Let that sink in for a city that has branded itself as the ultimate sanctuary, that has poured millions into immigrant services, and that never misses an opportunity to virtue-signal its compassion on the national stage. Nearly half the people this city claims to champion are showing up to some of the most consequential legal proceedings of their lives completely unrepresented.

Now, to be clear — there is no constitutional right to a public defender in immigration court. These are civil proceedings, not criminal ones. But San Francisco has voluntarily taken on the mission of providing legal representation to immigrants. It's created dedicated funds, staffed nonprofit pipelines, and made splashy announcements. So the question isn't whether the city should be doing this — it already decided it would. The question is why it's failing so badly at something it chose to do.

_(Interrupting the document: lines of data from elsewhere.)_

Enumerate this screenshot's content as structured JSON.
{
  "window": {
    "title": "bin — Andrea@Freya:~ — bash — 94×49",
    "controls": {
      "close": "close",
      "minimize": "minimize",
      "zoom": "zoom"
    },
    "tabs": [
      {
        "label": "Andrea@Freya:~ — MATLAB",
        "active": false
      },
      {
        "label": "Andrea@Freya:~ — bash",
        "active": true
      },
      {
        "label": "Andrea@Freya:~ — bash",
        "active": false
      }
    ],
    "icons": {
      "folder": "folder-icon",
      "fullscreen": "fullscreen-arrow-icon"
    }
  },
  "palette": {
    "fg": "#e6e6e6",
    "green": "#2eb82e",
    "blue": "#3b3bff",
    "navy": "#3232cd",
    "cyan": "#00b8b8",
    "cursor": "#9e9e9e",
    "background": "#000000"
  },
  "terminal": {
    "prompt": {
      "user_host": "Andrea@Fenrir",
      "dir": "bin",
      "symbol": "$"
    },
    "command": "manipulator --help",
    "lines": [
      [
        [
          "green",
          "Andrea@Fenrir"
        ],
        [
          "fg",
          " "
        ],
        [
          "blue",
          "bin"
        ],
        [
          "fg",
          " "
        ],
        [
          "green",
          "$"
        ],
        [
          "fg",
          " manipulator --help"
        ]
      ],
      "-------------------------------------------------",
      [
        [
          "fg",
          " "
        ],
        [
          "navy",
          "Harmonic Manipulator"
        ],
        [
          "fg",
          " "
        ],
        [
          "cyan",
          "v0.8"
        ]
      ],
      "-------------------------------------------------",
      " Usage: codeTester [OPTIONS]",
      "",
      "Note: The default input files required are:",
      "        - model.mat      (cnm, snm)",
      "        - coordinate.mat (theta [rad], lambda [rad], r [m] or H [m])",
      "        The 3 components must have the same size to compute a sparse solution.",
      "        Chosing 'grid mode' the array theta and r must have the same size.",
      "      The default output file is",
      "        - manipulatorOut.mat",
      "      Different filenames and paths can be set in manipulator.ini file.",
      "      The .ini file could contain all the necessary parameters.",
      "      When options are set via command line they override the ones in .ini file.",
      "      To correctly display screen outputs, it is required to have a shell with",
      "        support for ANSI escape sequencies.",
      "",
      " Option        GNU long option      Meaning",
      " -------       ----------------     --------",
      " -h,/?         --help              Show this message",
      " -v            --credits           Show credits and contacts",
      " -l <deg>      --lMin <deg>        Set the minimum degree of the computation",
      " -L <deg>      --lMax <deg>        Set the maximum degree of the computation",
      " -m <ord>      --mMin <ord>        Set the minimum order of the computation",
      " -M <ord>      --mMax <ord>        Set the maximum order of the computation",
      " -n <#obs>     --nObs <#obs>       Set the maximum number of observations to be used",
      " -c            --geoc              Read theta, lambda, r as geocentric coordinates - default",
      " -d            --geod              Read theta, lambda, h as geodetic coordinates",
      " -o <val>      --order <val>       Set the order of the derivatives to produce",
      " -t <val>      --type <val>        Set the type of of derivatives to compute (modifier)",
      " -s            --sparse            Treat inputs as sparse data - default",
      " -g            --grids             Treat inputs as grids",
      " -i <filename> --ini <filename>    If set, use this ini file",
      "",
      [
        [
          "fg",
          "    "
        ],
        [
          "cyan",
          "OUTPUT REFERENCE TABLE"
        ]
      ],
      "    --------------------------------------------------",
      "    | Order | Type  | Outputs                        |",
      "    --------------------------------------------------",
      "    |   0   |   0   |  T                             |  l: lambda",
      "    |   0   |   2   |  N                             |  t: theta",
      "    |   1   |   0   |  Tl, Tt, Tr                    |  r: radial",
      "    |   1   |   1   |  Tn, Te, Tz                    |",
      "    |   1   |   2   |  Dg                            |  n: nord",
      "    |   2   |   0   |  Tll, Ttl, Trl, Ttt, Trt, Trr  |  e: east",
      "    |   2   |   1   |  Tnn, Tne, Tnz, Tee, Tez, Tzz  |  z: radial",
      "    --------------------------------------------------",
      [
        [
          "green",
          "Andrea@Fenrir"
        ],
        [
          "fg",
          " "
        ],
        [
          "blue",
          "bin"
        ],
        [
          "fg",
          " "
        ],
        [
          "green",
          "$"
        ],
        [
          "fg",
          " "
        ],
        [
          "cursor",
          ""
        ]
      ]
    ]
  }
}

This is the pattern we see over and over in San Francisco governance: big promises, big budgets, mediocre results. The city spends more per capita on homelessness than virtually anywhere in America and still has tent encampments. It funds transit at eye-watering levels and still can't run buses on time. And now, on one of its signature policy commitments — immigrant legal defense — it's delivering for barely more than half the people it promised to help.

If you're fiscally conservative, this is maddening because taxpayer dollars are being spent inefficiently. If you're progressive, this should be maddening because real people are suffering real consequences from bureaucratic underperformance. Either way, someone at City Hall should be answering for the gap between the rhetoric and the reality.

The lesson, as always: announcements aren't outcomes. Budgets aren't results. And San Francisco has a chronic addiction to confusing the two.